The Traditional Flatbread Used For Serbian Burgers

If you aren't familiar with the many wonders of Serbian cuisine (or don't live near a Serbian restaurant), you may not start drooling when we mention pljeskavica, a grilled meat patty that is often served with bread like a hamburger — especially in a fast food place. If you've been wanting to expand the culinary horizons of your outdoor cooking, grilling up a delectable pljeskavica is well within your grasp. The first thing to do is learn how to make the perfect Serbian bun, a traditional leavened Balkan flatbread known as lepinja.

Lepinja is a simple, high-heat flatbread that belongs in the same family as Mediterranean pita or Indian naan, more closely resembling the latter in terms of its prized fluffy nature.
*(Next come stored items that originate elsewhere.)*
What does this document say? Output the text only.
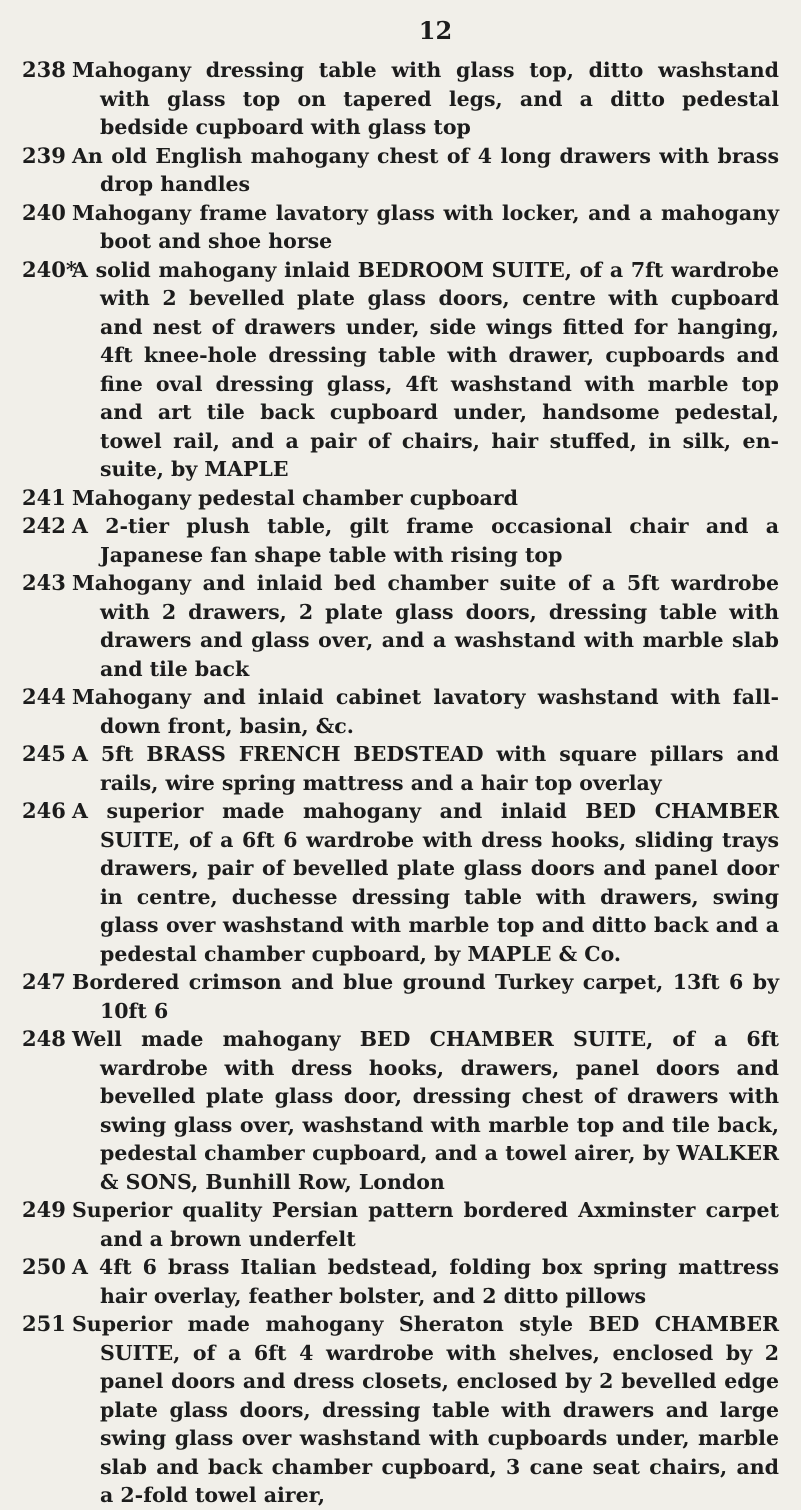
12
238 Mahogany dressing table with glass top, ditto washstand with glass top on tapered legs, and a ditto pedestal bedside cupboard with glass top
239 An old English mahogany chest of 4 long drawers with brass drop handles
240 Mahogany frame lavatory glass with locker, and a mahogany boot and shoe horse
240*
A solid mahogany inlaid BEDROOM SUITE, of a 7ft wardrobe with 2 bevelled plate glass doors, centre with cupboard and nest of drawers under, side wings fitted for hanging, 4ft knee-hole dressing table with drawer, cupboards and fine oval dressing glass, 4ft washstand with marble top and art tile back cupboard under, handsome pedestal, towel rail, and a pair of chairs, hair stuffed, in silk, en-suite, by MAPLE
241 Mahogany pedestal chamber cupboard
242 A 2-tier plush table, gilt frame occasional chair and a Japanese fan shape table with rising top
243 Mahogany and inlaid bed chamber suite of a 5ft wardrobe with 2 drawers, 2 plate glass doors, dressing table with drawers and glass over, and a washstand with marble slab and tile back
244 Mahogany and inlaid cabinet lavatory washstand with fall-down front, basin, &c.
245 A 5ft BRASS FRENCH BEDSTEAD with square pillars and rails, wire spring mattress and a hair top overlay
246 A superior made mahogany and inlaid BED CHAMBER SUITE, of a 6ft 6 wardrobe with dress hooks, sliding trays drawers, pair of bevelled plate glass doors and panel door in centre, duchesse dressing table with drawers, swing glass over washstand with marble top and ditto back and a pedestal chamber cupboard, by MAPLE & Co.
247 Bordered crimson and blue ground Turkey carpet, 13ft 6 by 10ft 6
248 Well made mahogany BED CHAMBER SUITE, of a 6ft wardrobe with dress hooks, drawers, panel doors and bevelled plate glass door, dressing chest of drawers with swing glass over, washstand with marble top and tile back, pedestal chamber cupboard, and a towel airer, by WALKER & SONS, Bunhill Row, London
249 Superior quality Persian pattern bordered Axminster carpet and a brown underfelt
250 A 4ft 6 brass Italian bedstead, folding box spring mattress hair overlay, feather bolster, and 2 ditto pillows
251 Superior made mahogany Sheraton style BED CHAMBER SUITE, of a 6ft 4 wardrobe with shelves, enclosed by 2 panel doors and dress closets, enclosed by 2 bevelled edge plate glass doors, dressing table with drawers and large swing glass over washstand with cupboards under, marble slab and back chamber cupboard, 3 cane seat chairs, and a 2-fold towel airer,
For this reason, it's also been compared to focaccia. In Serbian street food, lepinja traditionally accompanies grilled sausages called cevapi (a classic Balkan food), so it's easy to see why it has become the default bread to serve with pljeskavica to make a meal on the go. Best of all, the recipe is simple enough for even a beginning baker to tackle with confidence.

Lepinja: Easy to make, hard to resist

There are many different recipes for lepinja, but they're all pretty similar at heart: Activate the yeast by putting it in warm milk, then add a little sugar. Combine flour and salt and add it to the yeast mixture. Let that proof, covered, in a warm place. To maximize your lepinja's softness, we recommend using milk (instead of the water that some recipes call for), and letting the dough rise more than once (lepinja is known as a "triple rise" bread). In a pinch, allowing the dough to double in size once is more than adequate. Roll out individual rounds of dough, allow for another half-hour rise, and bake in a hot oven (400 degrees Fahrenheit), until the bread is browned. Alternatively, you can grill them, not unlike the tandoori method for cooking naan.

If you're lucky, the lepinja will have formed an air pocket like pita bread; a perfect destination for your pljeskavica. Those patties will be more authentic if they're made with a combination of seasoned ground beef and pork and served with its two traditional Serbian accompaniments: a roasted red pepper sauce called ajvar and kajmak, a soft cheese not unlike clotted cream. Now if you'll excuse us, we're going to go fire up the grill.